Already under huge pressure from slumping sales and profits in 2019, the collapse in global car demand this year could push the French and Japanese companies much closer together to cut costs and share the burden of building a new generation of electric vehicles.
The carmakers have been partners since 1999, cooperating on strategy and product development while never taking the plunge and completing a full merger. Together with junior partner Mitsubishi Motors, the unique industry alliance employs roughly 450,000 people and in 2018 it sold roughly one in every nine cars around the world.
Renault participated in merger talks with a European rival, and there were major questions over how the alliance would revive its fortunes in North America, where Nissan is a significant player but its French counterpart is not.
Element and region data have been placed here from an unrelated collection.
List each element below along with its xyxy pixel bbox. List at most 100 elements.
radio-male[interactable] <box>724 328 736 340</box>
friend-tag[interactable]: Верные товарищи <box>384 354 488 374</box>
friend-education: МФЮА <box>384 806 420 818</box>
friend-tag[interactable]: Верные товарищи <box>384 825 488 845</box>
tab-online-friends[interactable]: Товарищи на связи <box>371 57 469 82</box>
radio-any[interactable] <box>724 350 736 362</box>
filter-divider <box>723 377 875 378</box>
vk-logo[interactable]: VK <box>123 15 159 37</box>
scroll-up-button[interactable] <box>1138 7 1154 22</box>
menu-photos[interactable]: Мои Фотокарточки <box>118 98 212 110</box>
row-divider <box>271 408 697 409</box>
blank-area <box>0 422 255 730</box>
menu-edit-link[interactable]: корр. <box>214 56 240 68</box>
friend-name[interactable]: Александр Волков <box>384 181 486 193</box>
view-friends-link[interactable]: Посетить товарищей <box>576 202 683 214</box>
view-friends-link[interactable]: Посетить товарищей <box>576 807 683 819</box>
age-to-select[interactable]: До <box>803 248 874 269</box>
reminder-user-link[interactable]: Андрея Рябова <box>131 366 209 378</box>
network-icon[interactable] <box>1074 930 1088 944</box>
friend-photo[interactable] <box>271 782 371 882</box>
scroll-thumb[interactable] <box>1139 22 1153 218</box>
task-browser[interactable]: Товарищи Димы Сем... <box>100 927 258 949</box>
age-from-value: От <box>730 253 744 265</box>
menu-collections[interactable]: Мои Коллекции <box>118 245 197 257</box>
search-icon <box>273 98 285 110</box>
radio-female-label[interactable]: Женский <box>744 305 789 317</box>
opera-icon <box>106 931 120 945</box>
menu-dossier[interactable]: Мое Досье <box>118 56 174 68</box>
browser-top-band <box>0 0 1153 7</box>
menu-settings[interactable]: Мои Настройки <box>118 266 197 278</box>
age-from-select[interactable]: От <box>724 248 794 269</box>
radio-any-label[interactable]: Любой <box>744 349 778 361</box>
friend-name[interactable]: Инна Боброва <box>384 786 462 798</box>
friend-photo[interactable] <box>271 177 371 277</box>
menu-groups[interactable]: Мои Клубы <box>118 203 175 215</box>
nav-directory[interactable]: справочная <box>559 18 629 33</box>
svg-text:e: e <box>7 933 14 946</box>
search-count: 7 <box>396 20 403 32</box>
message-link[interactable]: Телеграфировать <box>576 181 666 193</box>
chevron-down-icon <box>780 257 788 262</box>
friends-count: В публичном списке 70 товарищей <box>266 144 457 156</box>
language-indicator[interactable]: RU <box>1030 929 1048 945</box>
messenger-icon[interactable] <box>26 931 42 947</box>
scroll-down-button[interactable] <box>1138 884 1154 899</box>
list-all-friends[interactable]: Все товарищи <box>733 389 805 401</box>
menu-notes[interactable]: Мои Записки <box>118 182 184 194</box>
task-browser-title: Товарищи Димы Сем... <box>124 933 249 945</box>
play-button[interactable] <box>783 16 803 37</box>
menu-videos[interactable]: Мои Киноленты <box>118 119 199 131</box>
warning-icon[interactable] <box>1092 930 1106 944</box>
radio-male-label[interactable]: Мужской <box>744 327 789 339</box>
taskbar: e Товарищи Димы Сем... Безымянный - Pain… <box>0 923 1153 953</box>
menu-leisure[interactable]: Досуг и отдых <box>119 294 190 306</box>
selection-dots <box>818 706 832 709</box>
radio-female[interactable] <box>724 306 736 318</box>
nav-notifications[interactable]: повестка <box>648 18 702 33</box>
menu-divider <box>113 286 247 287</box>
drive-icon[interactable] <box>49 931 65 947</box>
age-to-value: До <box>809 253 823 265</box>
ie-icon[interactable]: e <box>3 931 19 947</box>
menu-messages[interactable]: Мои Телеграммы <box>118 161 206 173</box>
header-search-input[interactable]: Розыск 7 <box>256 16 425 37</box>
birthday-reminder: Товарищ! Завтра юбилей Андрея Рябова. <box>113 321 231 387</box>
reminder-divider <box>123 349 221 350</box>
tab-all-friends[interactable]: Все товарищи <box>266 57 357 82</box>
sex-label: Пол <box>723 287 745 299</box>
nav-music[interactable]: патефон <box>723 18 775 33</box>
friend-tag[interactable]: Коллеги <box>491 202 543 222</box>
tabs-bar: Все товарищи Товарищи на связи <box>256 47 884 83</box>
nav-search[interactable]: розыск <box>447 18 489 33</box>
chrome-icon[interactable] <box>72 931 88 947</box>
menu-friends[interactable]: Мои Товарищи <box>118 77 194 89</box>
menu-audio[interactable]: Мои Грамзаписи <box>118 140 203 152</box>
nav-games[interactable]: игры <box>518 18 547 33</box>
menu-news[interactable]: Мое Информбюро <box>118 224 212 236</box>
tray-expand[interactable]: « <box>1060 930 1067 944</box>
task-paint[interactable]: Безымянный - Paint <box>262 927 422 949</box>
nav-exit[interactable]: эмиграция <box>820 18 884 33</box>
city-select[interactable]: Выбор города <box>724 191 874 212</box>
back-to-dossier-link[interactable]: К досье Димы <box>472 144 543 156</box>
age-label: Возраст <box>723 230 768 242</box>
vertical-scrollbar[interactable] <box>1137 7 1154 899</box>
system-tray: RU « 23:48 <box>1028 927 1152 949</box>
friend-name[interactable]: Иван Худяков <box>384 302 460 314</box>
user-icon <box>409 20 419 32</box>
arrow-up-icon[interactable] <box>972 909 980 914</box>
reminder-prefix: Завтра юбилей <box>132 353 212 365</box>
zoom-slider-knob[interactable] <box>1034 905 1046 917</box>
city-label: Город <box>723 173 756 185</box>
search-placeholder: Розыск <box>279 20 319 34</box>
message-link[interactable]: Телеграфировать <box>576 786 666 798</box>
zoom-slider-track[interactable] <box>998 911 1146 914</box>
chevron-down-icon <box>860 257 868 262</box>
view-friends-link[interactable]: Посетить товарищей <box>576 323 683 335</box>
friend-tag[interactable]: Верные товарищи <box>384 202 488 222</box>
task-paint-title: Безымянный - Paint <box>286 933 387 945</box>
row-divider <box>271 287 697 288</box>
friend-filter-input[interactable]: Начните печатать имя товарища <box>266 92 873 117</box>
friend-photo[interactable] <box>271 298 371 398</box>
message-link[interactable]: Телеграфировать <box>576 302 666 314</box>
Analysts also raised questions about cultural differences at the companies.
The companies have so far largely maintained separate manufacturing facilities. Sharing production at the plant in Sunderland could be a sign that the carmakers have set aside their differences and are responding to the crisis by helping each other to cut costs.
According to the Nikkei, Renault and Nissan are looking at shared production facilities elsewhere in Europe, as well as South America and Southeast Asia. Nissan, for example, could start producing Renault vehicles at its plants in Brazil. The companies are also reportedly hoping to boost the number of parts that can be shared between their cars and accelerating plans to develop a shared vehicle platform.